Koalisi delapan partai menguasai 313 kursi di majelis rendah, mayoritas kuat, tetapi tidak cukup untuk memastikan dia dapat mengambil alih kekuasaan. Di bawah konstitusi rancangan militer, perdana menteri dipilih melalui pemungutan suara bersama majelis rendah dan Senat, yang 250 anggotanya diangkat oleh pemerintah militer setelah kudeta. Artinya, calon pemenang membutuhkan minimal 376 suara.
Beberapa senator mengatakan tidak akan memilih Pita karena masalah keagungan.
Pita mengatakan dia memiliki tim untuk menjelaskan bagaimana rencana Move Forward untuk mengamandemen undang-undang tersebut “sehingga tidak dapat digunakan sebagai alat politik” dan “ini akan meredakan kekhawatiran para senator”.
Kesepakatan koalisi mencakup sebagian besar kebijakan unggulan Move Forward, seperti menyusun konstitusi baru yang lebih demokratis, mengesahkan undang-undang pernikahan sesama jenis, mendesentralisasikan kekuasaan administratif, dan beralih dari wajib militer ke pendaftaran sukarela “kecuali saat negara sedang berperang.” .
Ini menyerukan reformasi polisi, militer, layanan sipil dan proses peradilan, penghapusan monopoli bisnis, terutama dalam pembuatan bir dan produksi alkohol lainnya, dan pemulihan kontrol atas produksi dan penjualan ganja setelah Thailand melakukan dekriminalisasi de facto dengan buruk. tahun lalu. tahun.

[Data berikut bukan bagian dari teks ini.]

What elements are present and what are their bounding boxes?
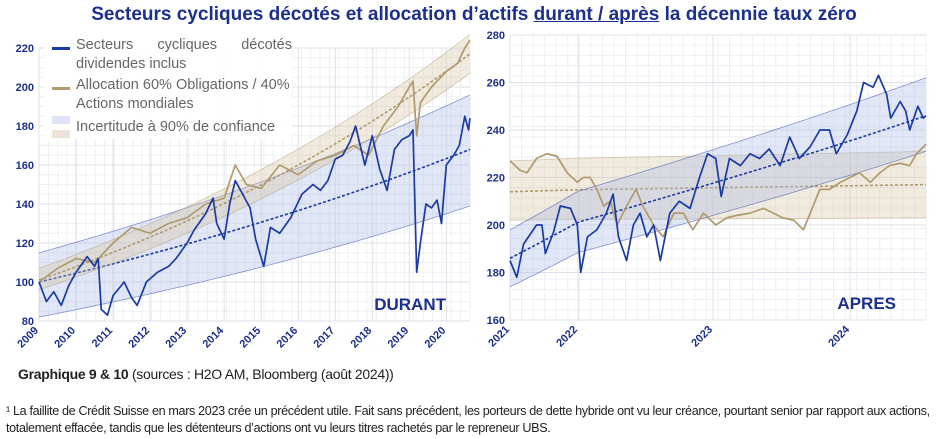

Ini juga mengejar reformasi kesejahteraan dan pendidikan, serta kebijakan luar negeri yang seimbang yang menghidupkan kembali peran Thailand sebagai pemimpin Perhimpunan Bangsa Bangsa Asia Tenggara (ASEAN).
Dinyatakan bahwa “semua pihak berhak mengadvokasi kebijakan tambahan sepanjang tidak bertentangan dengan kebijakan yang diatur dalam perjanjian ini”.